Exergo-economic optimization of concentrated solar photovoltaic and thermoelectric hybrid generator

Exergo-economic analysis of a concentrated photovoltaic–thermoelectric generator (CPV-TEG) hybrid system is investigated. The specific exergy costing is employed to study the cost effectiveness of the CPV-TEG system. A multi-dimensional single-objective optimization is carried out to optimize the CPV-TEG hybrid system. The performance of the CPV-TEG system is found to be better than that of the concentrated photovoltaic (CPV) system alone in terms of overall energy and exergy efficiencies.
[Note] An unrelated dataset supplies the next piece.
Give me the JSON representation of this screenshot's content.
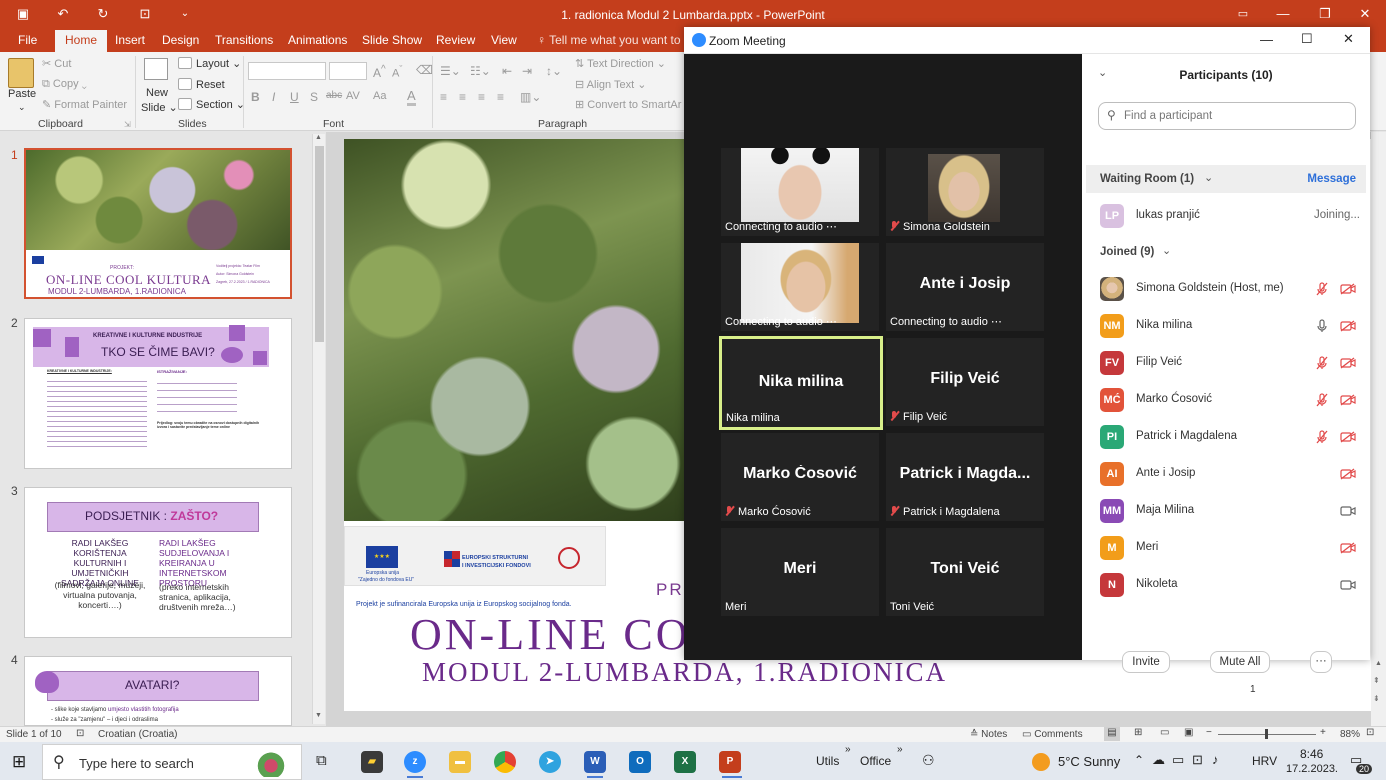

From an exergo-economic standpoint, the CPV-TEG system is more cost effective as compared to the CPV system alone. The low value of the exergo-economic factor of the system indicated that the associated cost was mostly due to irreversibilities in the system. A compromise is made by optimizing the CPV-TEG system for maximum exergy efficiency using an optimum thermal resistance of the thermoelectric generator (TEG). For the operating conditions and the geometry considered, integration of CPV and TEG is not found to be feasible (in terms of exegetic performance) below certain values of heat transfer coefficients (< 2500 Wm⁻² K⁻¹). A minimum value of heat transfer coefficient of 5266 Wm⁻² K⁻¹ is determined for a water-cooled heat sink to limit the cell temperature to 100 °C under the studied set of operating conditions and the geometric configuration. Optimization results yielded exergy efficiencies of 42.22% and 43.48% for the stand-alone CPV system and CPV-TEG system, respectively. The minimum costs of electricity under the optimum conditions were obtained as 0.57$kWh-1 and 0.53$kWh-1 for the stand-alone CPV system and CPV-TEG system, respectively.